The whole episode is part of the Right's 'culture war' - create an outrage or imaginary threat (Last Night of the Proms under attack, BLM a Marxist front, Christmas being banned to avoid offending the effnix, 'Ba Ba Black Sheep' banned for being racist, etc), and then use it to attack 'leftists' and 'liberals', while moaning "It's PC gone mad; you can't say anything anymore without 'snowflakes' getting offended and having you sacked from your job."
These entirely manufactured outrages are integral to the Right's tactic of diverting public attention and (potential) anger away from the real problems - poverty wages while CEOs pay themselves £millions, food banks (in the world's 6th richest country), homelessness and unaffordable housing, the constant selling-off of our industries and companies to foreign firms and governments (the opposite of "taking back control"), the privatisation-by-stealth of the NHS and other public services (often sold to Tory donors), some of the lowest old age pensions in Europe, and the appalling treatment of the elderly in many of our so-called care homes.
But that's the whole point of the Right's pretended fury over Last Night of the Proms, migrants in dinghies in the English Channel, BLM, 'cancel culture' - it diverts public attention and anger towards 'fake' targets, and channels public outrage against 'liberals' and 'the political correctness brigade', thus allowing the top 1% to continue getting even richer and avoiding paying taxes while millions of ordinary working people struggle to feed themselves or pay their rent.
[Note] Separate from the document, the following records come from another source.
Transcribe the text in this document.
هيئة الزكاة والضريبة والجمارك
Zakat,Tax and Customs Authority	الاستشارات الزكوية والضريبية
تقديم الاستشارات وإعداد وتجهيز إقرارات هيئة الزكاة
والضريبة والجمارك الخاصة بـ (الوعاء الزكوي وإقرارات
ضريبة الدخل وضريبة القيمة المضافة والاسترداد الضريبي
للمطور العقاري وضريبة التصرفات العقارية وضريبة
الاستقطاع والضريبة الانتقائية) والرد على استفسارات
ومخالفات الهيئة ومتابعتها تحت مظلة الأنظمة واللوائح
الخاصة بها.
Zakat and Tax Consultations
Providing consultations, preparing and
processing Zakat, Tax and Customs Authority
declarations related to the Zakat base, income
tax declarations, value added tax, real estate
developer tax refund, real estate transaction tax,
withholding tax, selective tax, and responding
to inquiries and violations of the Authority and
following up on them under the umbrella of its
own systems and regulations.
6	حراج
Ensures that 'the people' don't turn their anger against the Tories and the Establishment.
Sadly - as a lot of posters and angry comments on here illustrate - this tactic works; people keep falling for it.
Always love how some people think there is this such definite line down the middle with 'lefties' on the left of it and 'righties' on the right. Such a black and white view when life is really much more a shade of grey.